Jessica also told us that when we had first met her as a student she was in line to become a surgeon (no where near pediatrics).  It was after she met and helped to diagnose Carson that her life changed completely, she knew then her calling was pediatrics.  She finished schooling for peds and was asked to write an entrance paper when applying for a job at Children's Mercy DT.  Jessica's paper what about Carson and how he changed her life.
As a mom with a special needs son, and a rare disease, I hope that we do change peoples lives.  I know that we do, but to hear about it and to see it, is a whole new level of emotions.   It was great to see Jessica, how successful she is and to work with her again, we knew from the beginning she was an amazing woman.  We will not lose contact this time....

Tuesday, October 6, 2009

At home

We got home today at about 12, noon.  Carson has not stopped talking since, it is great to hear him just a blabbering away...I can only imagine what he is telling us.

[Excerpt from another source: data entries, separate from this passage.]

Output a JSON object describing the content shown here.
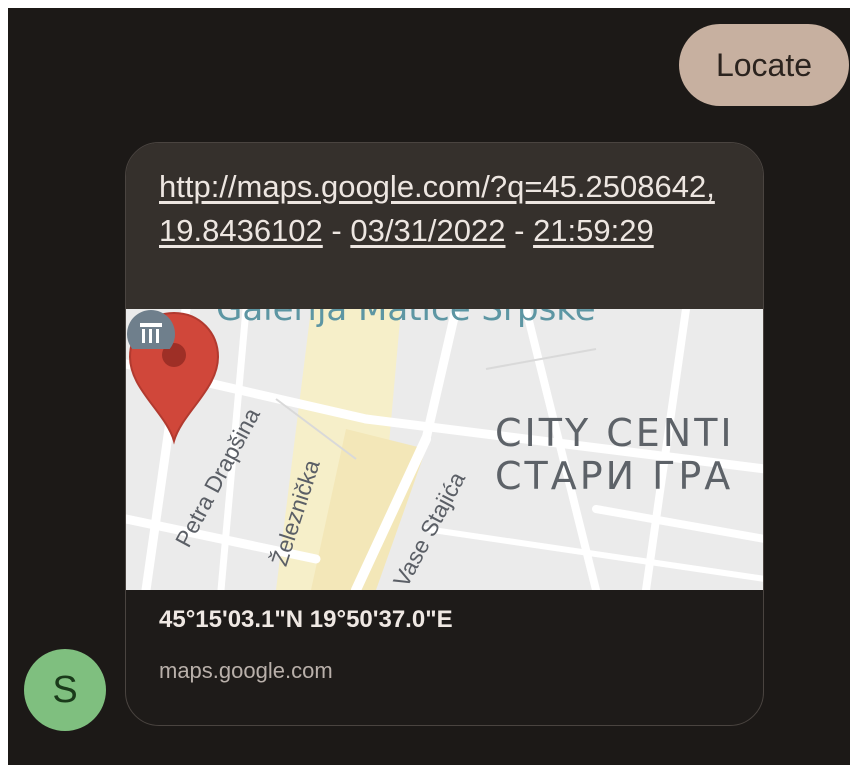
{
  "sent_message": {
    "text": "Locate"
  },
  "received_message": {
    "link_text": "http://maps.google.com/?q=45.2508642,19.8436102",
    "separator": " - ",
    "date": "03/31/2022",
    "time": "21:59:29",
    "preview": {
      "map": {
        "top_label": "Galerija Matice Srpske",
        "streets": [
          "Petra Drapšina",
          "Železnička",
          "Vase Stajića"
        ],
        "district_lines": [
          "CITY CENTI",
          "СТАРИ ГРА"
        ],
        "pin_icon": "map-pin-icon",
        "poi_icon": "museum-icon"
      },
      "title": "45°15'03.1\"N 19°50'37.0\"E",
      "domain": "maps.google.com"
    }
  },
  "sender": {
    "initial": "S"
  },
  "colors": {
    "background": "#1c1917",
    "sent_bubble": "#c7b0a0",
    "avatar": "#7fbf7f",
    "pin": "#d0473a"
  }
}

Will give more of an update later. We have got an inspiring and touching story for you!!!!

Monday, October 5, 2009

home ward bound

The doctors agree that Carson needs to go home, all children recover better at home, especially since we have everything at home we need. Carson is going to finish out today and tonight in the hospital and as long as he does not require any more oxygen, they will send us home tomorrow morning. He is still needing 3/4 of a liter of oxygen, everyone is comfortable with Carson going home on oxygen. Will keep you posted.

Just resting

We are still downtown at Mercy. Carson is improving, little by little. His fever is down. He is still on oxygen and is in need of the strong IV antibiotics for another day to a day and half. I am going to do my best to talk them into sending us home, even if he is on oxygen (we have it at home). Carson is no longer coughing up blood, and is breathing much easier. He asthma is under control. It is just a waiting game at this point....

Sunday, October 4, 2009

Home from vacation straight to hospital

Well we made it home from vacation, Saturday afternoon. When we got home, Carson started coughing up a little bit of blood. That was all I needed to take him to the hospital again. We went to Olathe Medical ER to start (easier to be transferred to Children's Mercy than walk in).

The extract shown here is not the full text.